Dixit observed that the power of her internet dance portal could deliver any type of lessons directly into the students home: “Once you learn, it’s a skill. It is empowerment [and] perhaps a new career too,” she said. “But before that, [you] be a part of a virtual dance community, actually dancing, in your own living room. I call it Unite and Move.”
Dixit admitted that one thing that annoys her as an actor is when interviewers direct questions about the work/ life balance only to her and not to the male actor sitting next to her. “Men too should be asked how they feel leaving family and kids back home,” she adds, “after all men too may be leaning in!”
Dixit says she hasn’t forgotten that she is also a mom raising boys in India, a country she hopes will be one day gender equal. “I feel children follow by example.

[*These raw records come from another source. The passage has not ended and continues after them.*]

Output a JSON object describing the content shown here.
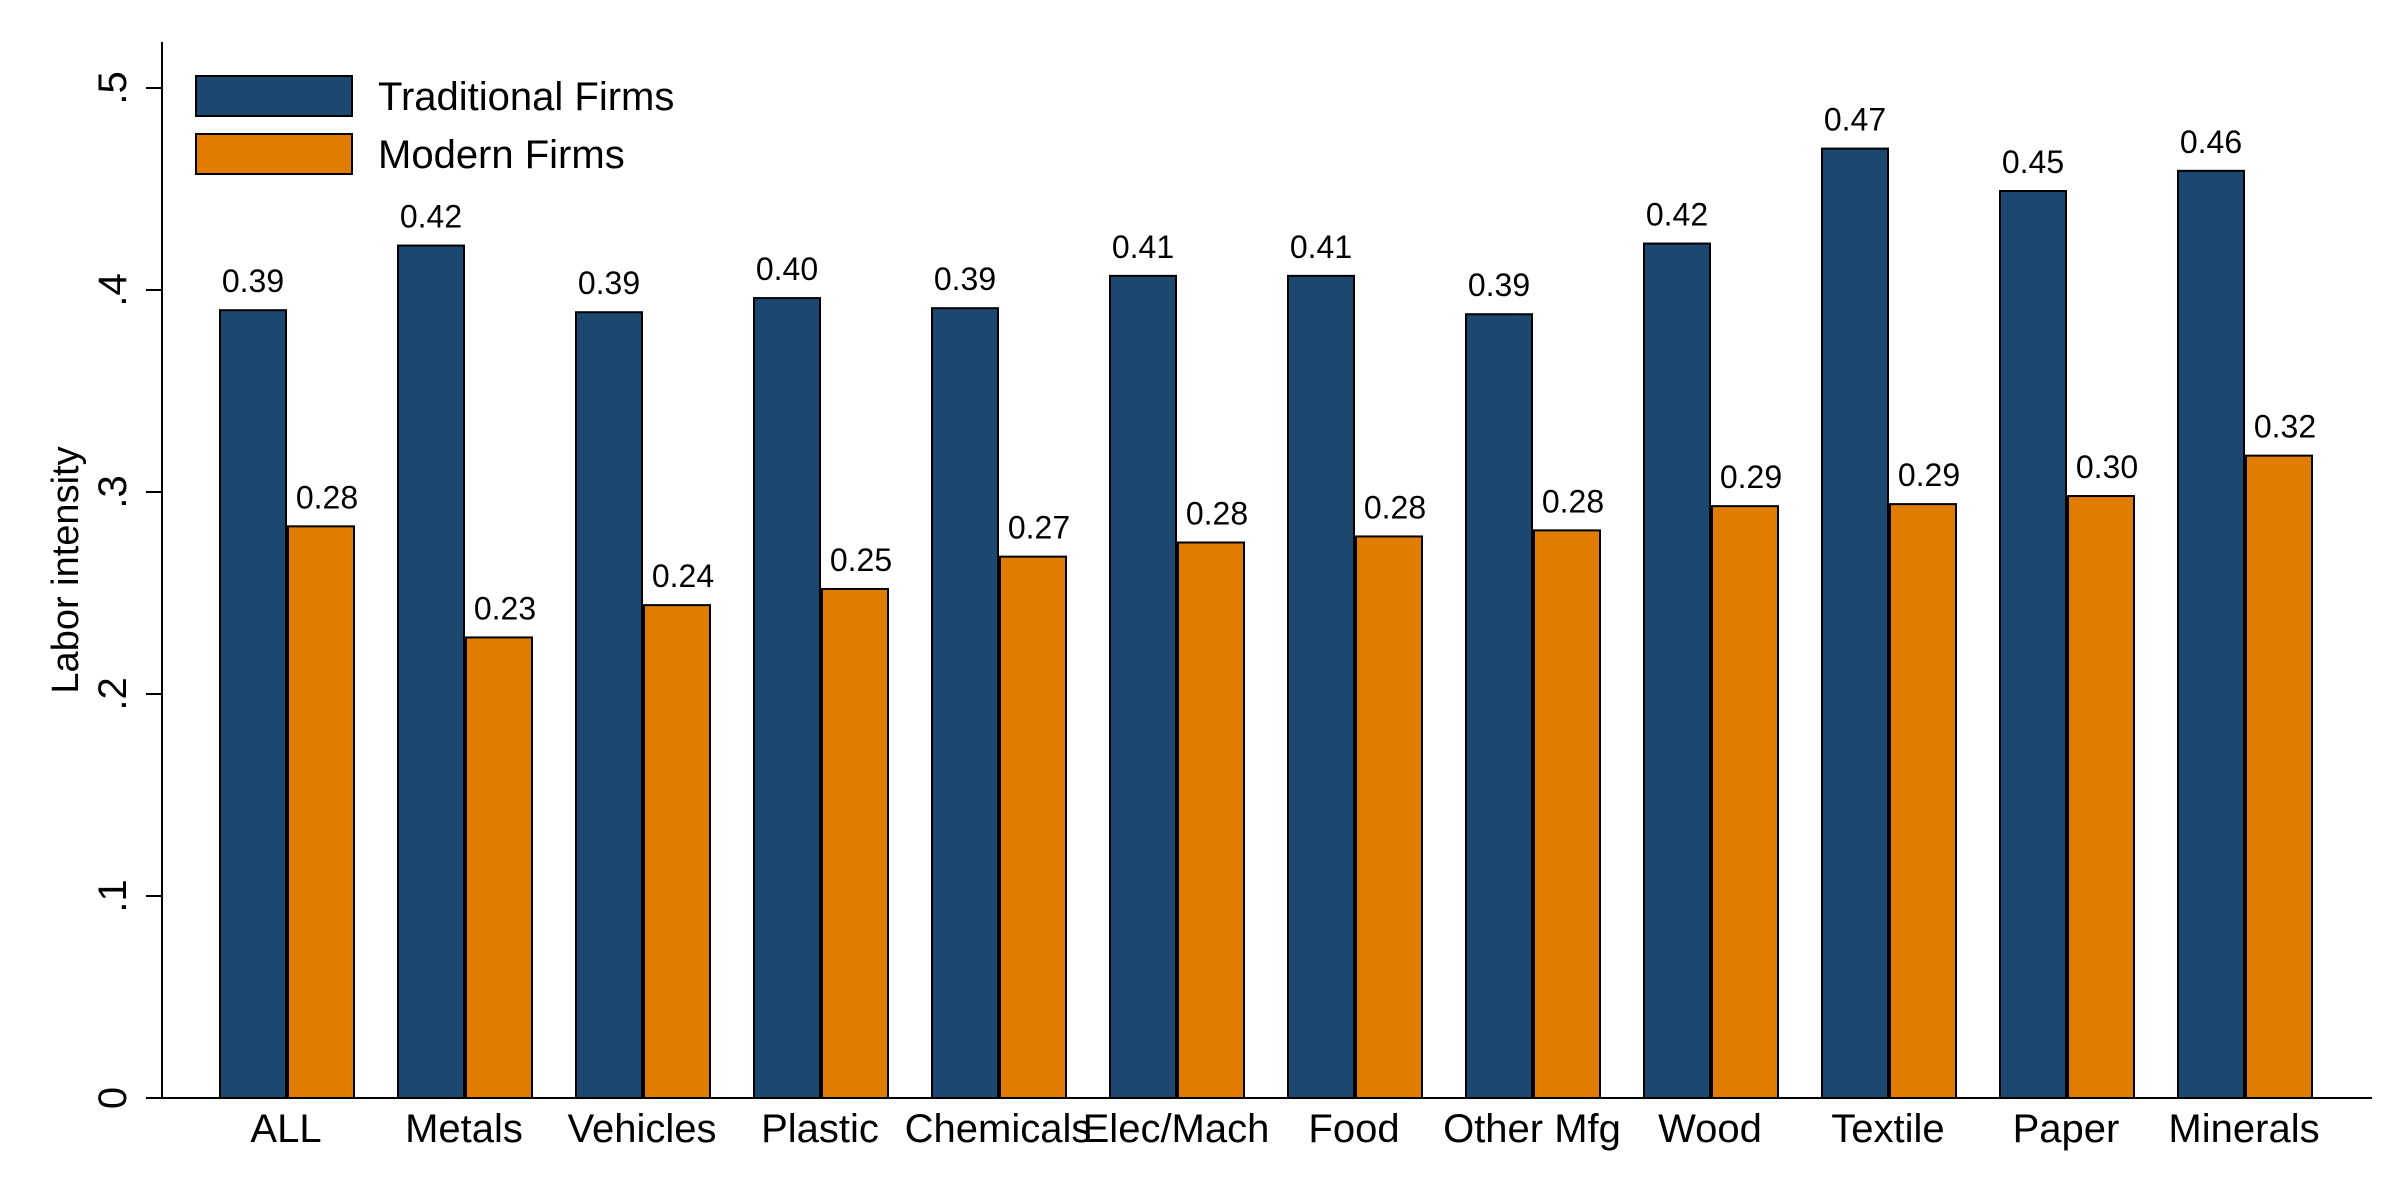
{
  "chart_data": {
    "type": "bar",
    "ylabel": "Labor intensity",
    "xlabel": "",
    "ylim": [
      0,
      0.52
    ],
    "yticks": [
      {
        "value": 0,
        "label": "0"
      },
      {
        "value": 0.1,
        "label": ".1"
      },
      {
        "value": 0.2,
        "label": ".2"
      },
      {
        "value": 0.3,
        "label": ".3"
      },
      {
        "value": 0.4,
        "label": ".4"
      },
      {
        "value": 0.5,
        "label": ".5"
      }
    ],
    "grid": false,
    "legend_position": "top-left",
    "categories": [
      "ALL",
      "Metals",
      "Vehicles",
      "Plastic",
      "Chemicals",
      "Elec/Mach",
      "Food",
      "Other Mfg",
      "Wood",
      "Textile",
      "Paper",
      "Minerals"
    ],
    "series": [
      {
        "name": "Traditional Firms",
        "color": "#1c476f",
        "values": [
          0.39,
          0.422,
          0.389,
          0.396,
          0.391,
          0.407,
          0.407,
          0.388,
          0.423,
          0.47,
          0.449,
          0.459
        ],
        "labels": [
          "0.39",
          "0.42",
          "0.39",
          "0.40",
          "0.39",
          "0.41",
          "0.41",
          "0.39",
          "0.42",
          "0.47",
          "0.45",
          "0.46"
        ]
      },
      {
        "name": "Modern Firms",
        "color": "#e07c00",
        "values": [
          0.283,
          0.228,
          0.244,
          0.252,
          0.268,
          0.275,
          0.278,
          0.281,
          0.293,
          0.294,
          0.298,
          0.318
        ],
        "labels": [
          "0.28",
          "0.23",
          "0.24",
          "0.25",
          "0.27",
          "0.28",
          "0.28",
          "0.28",
          "0.29",
          "0.29",
          "0.30",
          "0.32"
        ]
      }
    ]
  }
}
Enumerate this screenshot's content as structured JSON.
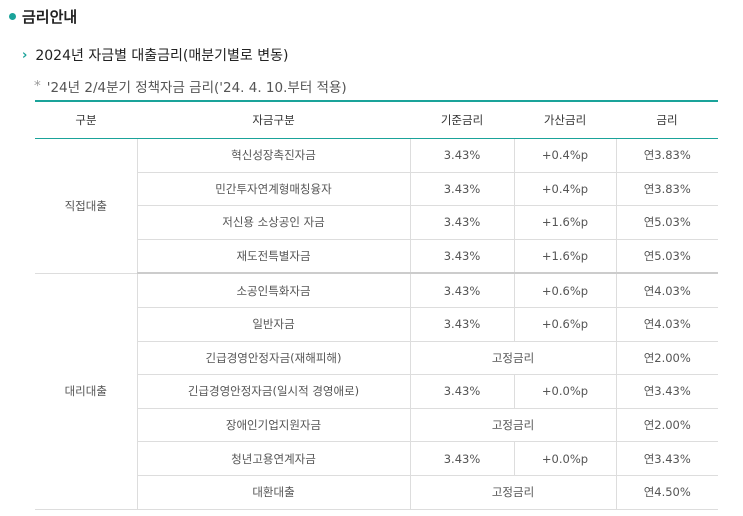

We, [Ram, her husband] and I are setting them good examples: Ram supports me and I him. My kids see that. I want them to respect everyone, whether they are their gurus, or people working for us. I have two boys after all, and it is a big responsibility that they are part of their community and work for it. That they do something. What we do is going to inspire them”.
A role model to so many, she counts the people in the world around her as the best place to watch, learn and be inspired. “These are people I see every day”, she says, “[who] are being citizens who contribue”.
Her greatest inspiration, however, is still her mother who came from an orthodox family in small-town India and had married into an urbane, big-city family. Dixit says her mother raised her young family admirably but was also determined to educate herself and successfully pursued a Masters in Music. It was her mother too who she relied on as a young girl and who kept her grounded in an industry that pushed to mould her it own ways. Dixit says her mother taught her to be her own woman, to stand tall and comfortable in her own skin and never to believe she was “too thin or not thin enough.
“Be what you are, be confident of yourself” is what she remembers her mother telling her.
This is advice that she still stands by as she works in an India – and an industry – that is changing rapidly.
She speaks with her great pride of seeing women working in all areas of the film industry, a big change from her earliest days in the industry when the only women around were actresses and hair dressers, or the occasional stylist or choreographer.
“That gives me hope, slowly we are changing. I have great hope when I hear stories of women helping other women. Summits like these where a dialogue continues; you have to keep chipping away and this keeps me very hopeful.”